Background: Presbyopia is the normal progressive waning of accommodation with loss of the visual ability to focus on objects residing at different distances. Presbyopia exacts a cost in quality of life and professional efficiency of many people over 40 years of age. Presbyopia is likely to be 1 of the main pressing visual concerns of the 21st century, given that life expectancy is increasing, resulting in an aging population. This review aimed to address the 3 strategies of the pharmacological treatment for presbyopia.
Methods: A review on PubMed/MEDLINE, Google Scholar, and Clinicaltrials.gov was performed to investigate the English literature on pharmacological treatment for presbyopia from beginning-of-year 2012 to September 30, 2020.

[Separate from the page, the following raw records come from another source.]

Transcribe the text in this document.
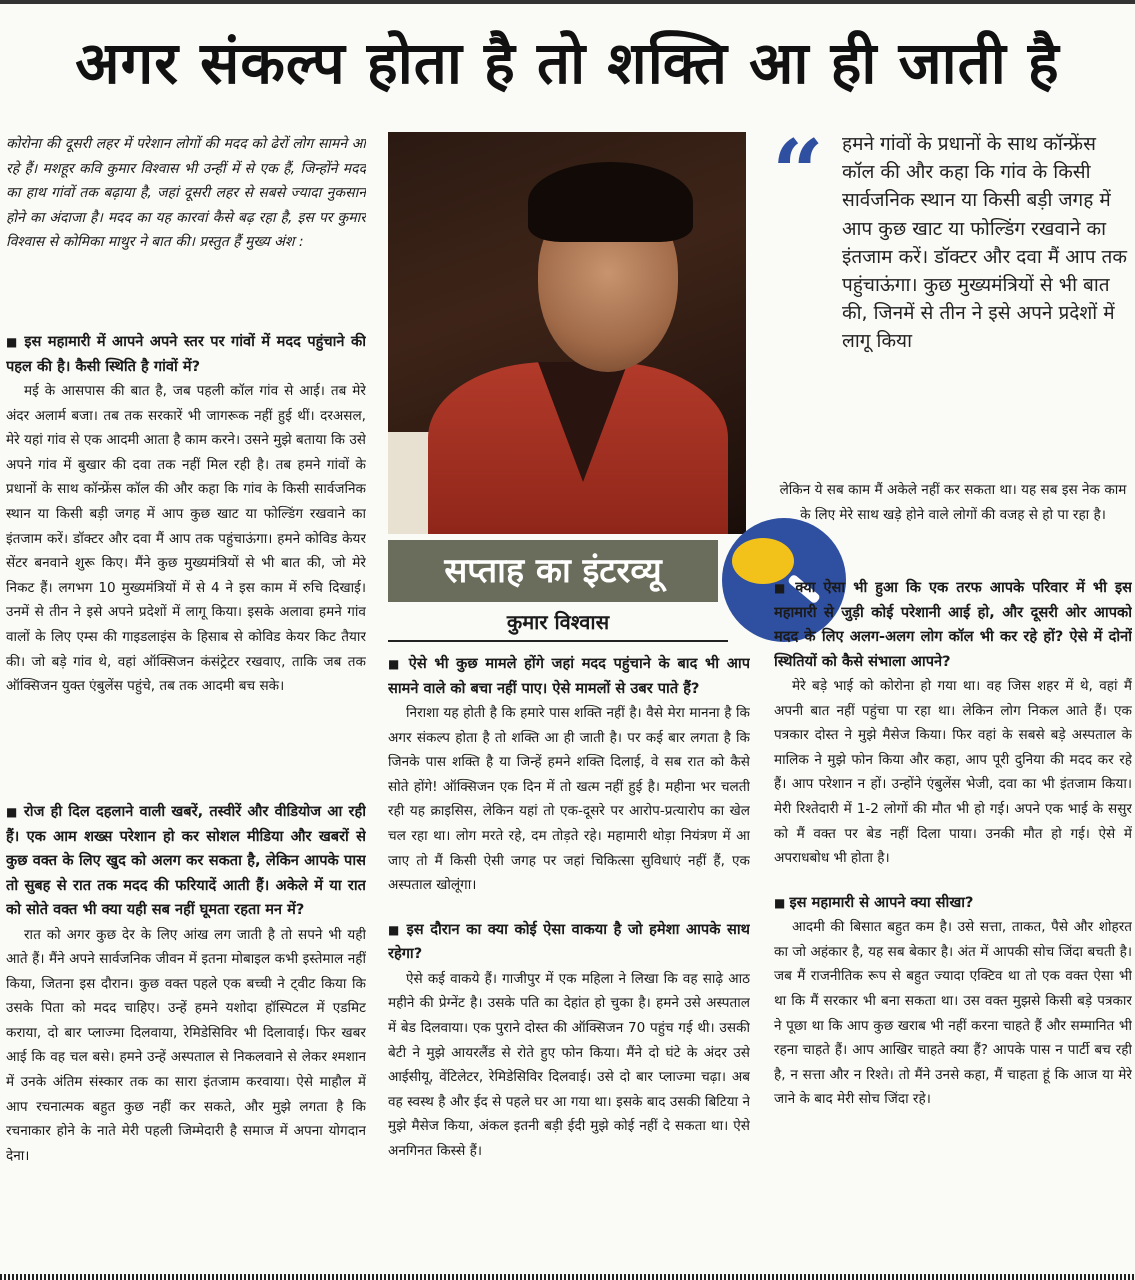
अगर संकल्प होता है तो शक्ति आ ही जाती है

कोरोना की दूसरी लहर में परेशान लोगों की मदद को ढेरों लोग सामने आ रहे हैं। मशहूर कवि कुमार विश्वास भी उन्हीं में से एक हैं, जिन्होंने मदद का हाथ गांवों तक बढ़ाया है, जहां दूसरी लहर से सबसे ज्यादा नुकसान होने का अंदाजा है। मदद का यह कारवां कैसे बढ़ रहा है, इस पर कुमार विश्वास से कोमिका माथुर ने बात की। प्रस्तुत हैं मुख्य अंश :

■ इस महामारी में आपने अपने स्तर पर गांवों में मदद पहुंचाने की पहल की है। कैसी स्थिति है गांवों में?

मई के आसपास की बात है, जब पहली कॉल गांव से आई। तब मेरे अंदर अलार्म बजा। तब तक सरकारें भी जागरूक नहीं हुई थीं। दरअसल, मेरे यहां गांव से एक आदमी आता है काम करने। उसने मुझे बताया कि उसे अपने गांव में बुखार की दवा तक नहीं मिल रही है। तब हमने गांवों के प्रधानों के साथ कॉन्फ्रेंस कॉल की और कहा कि गांव के किसी सार्वजनिक स्थान या किसी बड़ी जगह में आप कुछ खाट या फोल्डिंग रखवाने का इंतजाम करें। डॉक्टर और दवा मैं आप तक पहुंचाऊंगा। हमने कोविड केयर सेंटर बनवाने शुरू किए। मैंने कुछ मुख्यमंत्रियों से भी बात की, जो मेरे निकट हैं। लगभग 10 मुख्यमंत्रियों में से 4 ने इस काम में रुचि दिखाई। उनमें से तीन ने इसे अपने प्रदेशों में लागू किया। इसके अलावा हमने गांव वालों के लिए एम्स की गाइडलाइंस के हिसाब से कोविड केयर किट तैयार की। जो बड़े गांव थे, वहां ऑक्सिजन कंसंट्रेटर रखवाए, ताकि जब तक ऑक्सिजन युक्त एंबुलेंस पहुंचे, तब तक आदमी बच सके।

■ रोज ही दिल दहलाने वाली खबरें, तस्वीरें और वीडियोज आ रही हैं। एक आम शख्स परेशान हो कर सोशल मीडिया और खबरों से कुछ वक्त के लिए खुद को अलग कर सकता है, लेकिन आपके पास तो सुबह से रात तक मदद की फरियादें आती हैं। अकेले में या रात को सोते वक्त भी क्या यही सब नहीं घूमता रहता मन में?

रात को अगर कुछ देर के लिए आंख लग जाती है तो सपने भी यही आते हैं। मैंने अपने सार्वजनिक जीवन में इतना मोबाइल कभी इस्तेमाल नहीं किया, जितना इस दौरान। कुछ वक्त पहले एक बच्ची ने ट्वीट किया कि उसके पिता को मदद चाहिए। उन्हें हमने यशोदा हॉस्पिटल में एडमिट कराया, दो बार प्लाज्मा दिलवाया, रेमिडेसिविर भी दिलावाई। फिर खबर आई कि वह चल बसे। हमने उन्हें अस्पताल से निकलवाने से लेकर श्मशान में उनके अंतिम संस्कार तक का सारा इंतजाम करवाया। ऐसे माहौल में आप रचनात्मक बहुत कुछ नहीं कर सकते, और मुझे लगता है कि रचनाकार होने के नाते मेरी पहली जिम्मेदारी है समाज में अपना योगदान देना।

सप्ताह का इंटरव्यू
कुमार विश्वास

■ ऐसे भी कुछ मामले होंगे जहां मदद पहुंचाने के बाद भी आप सामने वाले को बचा नहीं पाए। ऐसे मामलों से उबर पाते हैं?

निराशा यह होती है कि हमारे पास शक्ति नहीं है। वैसे मेरा मानना है कि अगर संकल्प होता है तो शक्ति आ ही जाती है। पर कई बार लगता है कि जिनके पास शक्ति है या जिन्हें हमने शक्ति दिलाई, वे सब रात को कैसे सोते होंगे! ऑक्सिजन एक दिन में तो खत्म नहीं हुई है। महीना भर चलती रही यह क्राइसिस, लेकिन यहां तो एक-दूसरे पर आरोप-प्रत्यारोप का खेल चल रहा था। लोग मरते रहे, दम तोड़ते रहे। महामारी थोड़ा नियंत्रण में आ जाए तो मैं किसी ऐसी जगह पर जहां चिकित्सा सुविधाएं नहीं हैं, एक अस्पताल खोलूंगा।

■ इस दौरान का क्या कोई ऐसा वाकया है जो हमेशा आपके साथ रहेगा?

ऐसे कई वाकये हैं। गाजीपुर में एक महिला ने लिखा कि वह साढ़े आठ महीने की प्रेग्नेंट है। उसके पति का देहांत हो चुका है। हमने उसे अस्पताल में बेड दिलवाया। एक पुराने दोस्त की ऑक्सिजन 70 पहुंच गई थी। उसकी बेटी ने मुझे आयरलैंड से रोते हुए फोन किया। मैंने दो घंटे के अंदर उसे आईसीयू, वेंटिलेटर, रेमिडेसिविर दिलवाई। उसे दो बार प्लाज्मा चढ़ा। अब वह स्वस्थ है और ईद से पहले घर आ गया था। इसके बाद उसकी बिटिया ने मुझे मैसेज किया, अंकल इतनी बड़ी ईदी मुझे कोई नहीं दे सकता था। ऐसे अनगिनत किस्से हैं।

“ हमने गांवों के प्रधानों के साथ कॉन्फ्रेंस कॉल की और कहा कि गांव के किसी सार्वजनिक स्थान या किसी बड़ी जगह में आप कुछ खाट या फोल्डिंग रखवाने का इंतजाम करें। डॉक्टर और दवा मैं आप तक पहुंचाऊंगा। कुछ मुख्यमंत्रियों से भी बात की, जिनमें से तीन ने इसे अपने प्रदेशों में लागू किया

लेकिन ये सब काम मैं अकेले नहीं कर सकता था। यह सब इस नेक काम के लिए मेरे साथ खड़े होने वाले लोगों की वजह से हो पा रहा है।

■ क्या ऐसा भी हुआ कि एक तरफ आपके परिवार में भी इस महामारी से जुड़ी कोई परेशानी आई हो, और दूसरी ओर आपको मदद के लिए अलग-अलग लोग कॉल भी कर रहे हों? ऐसे में दोनों स्थितियों को कैसे संभाला आपने?

मेरे बड़े भाई को कोरोना हो गया था। वह जिस शहर में थे, वहां मैं अपनी बात नहीं पहुंचा पा रहा था। लेकिन लोग निकल आते हैं। एक पत्रकार दोस्त ने मुझे मैसेज किया। फिर वहां के सबसे बड़े अस्पताल के मालिक ने मुझे फोन किया और कहा, आप पूरी दुनिया की मदद कर रहे हैं। आप परेशान न हों। उन्होंने एंबुलेंस भेजी, दवा का भी इंतजाम किया। मेरी रिश्तेदारी में 1-2 लोगों की मौत भी हो गई। अपने एक भाई के ससुर को मैं वक्त पर बेड नहीं दिला पाया। उनकी मौत हो गई। ऐसे में अपराधबोध भी होता है।

■ इस महामारी से आपने क्या सीखा?

आदमी की बिसात बहुत कम है। उसे सत्ता, ताकत, पैसे और शोहरत का जो अहंकार है, यह सब बेकार है। अंत में आपकी सोच जिंदा बचती है। जब मैं राजनीतिक रूप से बहुत ज्यादा एक्टिव था तो एक वक्त ऐसा भी था कि मैं सरकार भी बना सकता था। उस वक्त मुझसे किसी बड़े पत्रकार ने पूछा था कि आप कुछ खराब भी नहीं करना चाहते हैं और सम्मानित भी रहना चाहते हैं। आप आखिर चाहते क्या हैं? आपके पास न पार्टी बच रही है, न सत्ता और न रिश्ते। तो मैंने उनसे कहा, मैं चाहता हूं कि आज या मेरे जाने के बाद मेरी सोच जिंदा रहे।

Results: In addition to the treatment of presbyopia with glasses or contact lenses, new surgical strategies have been developed, some of which have been successful. However, during the last decade, a new, promising, non-invasive option for treating presbyopia has emerged: the pharmacological approach. Many researchers have developed 3 different lines of investigation from different assumptions, on a pharmacological basis. The first consisted of producing miosis, to take advantage of a pharmacologically induced pinhole effect, increasing depth-of-focus, and thus improving uncorrected near visual acuity. The second aimed to rehabilitate accommodation binocularly to enable good vision at all distances. Finally, the third approach attempted to rehabilitate lost elasticity in the human crystalline lens.
Conclusions: None of the 3 discussed pharmacological strategies for treating presbyopia, prescribed globally, but patients of restoring accommodation strategy can adhere locally, where they are sold so far as master prescriptions.